Your current advisor or bank asks you to answer an investment questionnaire and then discusses it with you.  This is an attempt to establish risk tolerance and risk preference (i.e., an investor’s aversion to or comfort with risk).  This however ignores your risk capacity (i.e., an investor’s ability to assume risk).   Asset allocation should be based on a combination of risk preference and risk capacity, and primarily risk capacity.  The only way to establish risk capacity is through a thorough examination of your total financial picture. A review of assets, liabilities, current spending and future spending expectations, income sources both now and in the future, etc.  In other words, a full financial review of the persons involved.  Commonly called a financial plan.

 

2)     A Dynamic Withdrawal Strategy

You probably are contemplating a static withdrawal strategy.  An amount based on 4% of assets adjusted for inflation each year is very common.  The future will not be steady and unwavering, so why should the withdrawals.  Your withdrawal plan should be adjustable to the future realities, not the past plans.

 

3)     Incorporating Guaranteed Income Products (i.e., annuities)

The key here is risk shifting or hedging your risk.  Annuities and other guaranteed products (such as long term GICs) place the future performance worries onto the provider of the product and remove the risk from you.

 

4)     Tax-Efficient Decisions

You should hold assets in the accounts that are the most tax wise for those types of investments.   Ensure that your withdrawal strategy is also generating income in the most beneficial manner.  It is not just about this year.  A good goal is to lower your lifetime total tax bill to the lowest possible amount.  Access to a skilled tax consultant is essential.

 

5)     Liability-Relative Asset Allocation Optimization

The risk associated with currencies, inflation and timing of withdrawals as they relate to the future are an important part of establishing the optimal portfolio allocation.
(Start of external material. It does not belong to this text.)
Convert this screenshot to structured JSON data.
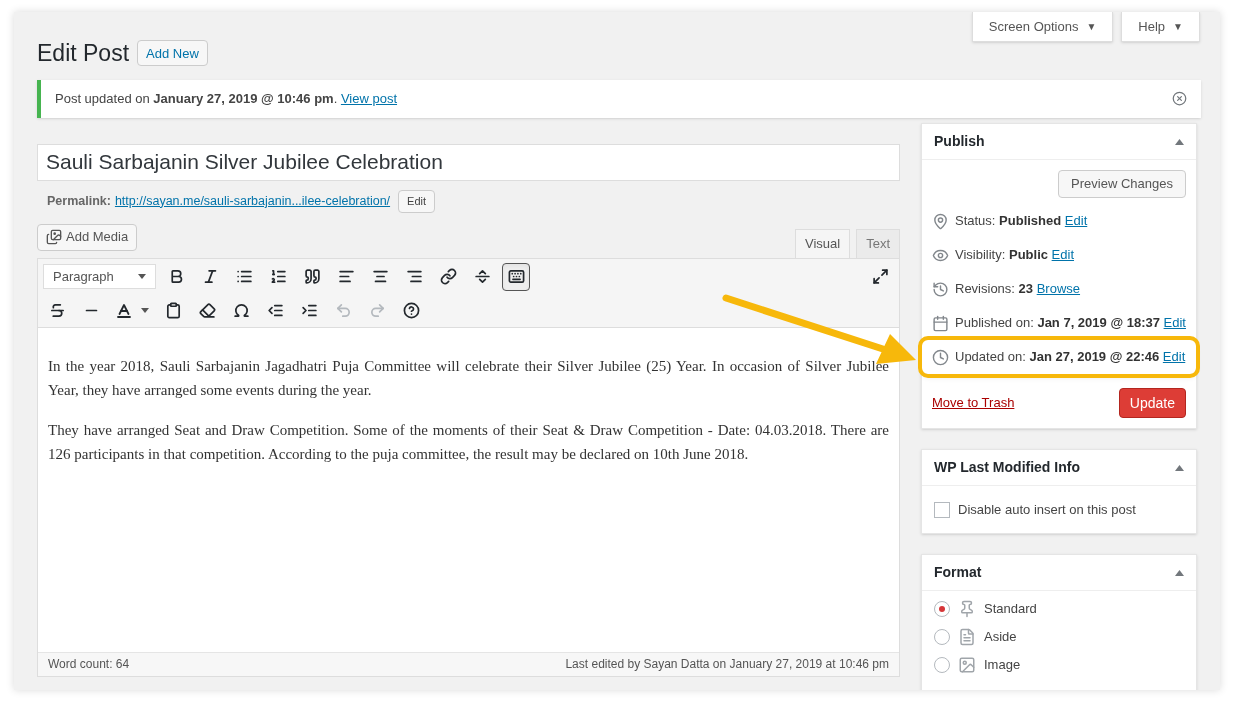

In the words of the authors, “From a more holistic perspective, each of these Gamma concepts can be thought of as actions and services provided by financial planners not investment managers.  Is it time to rethink your own approach?”

Value For Money Investing means we wish to allocate and use our hard-earned resources in order to improve investment outcomes in a continuous and sustainable way at a fair and equitable price. In other words, achieve good investment returns AND receive fair value for the services provided. Costs do matter!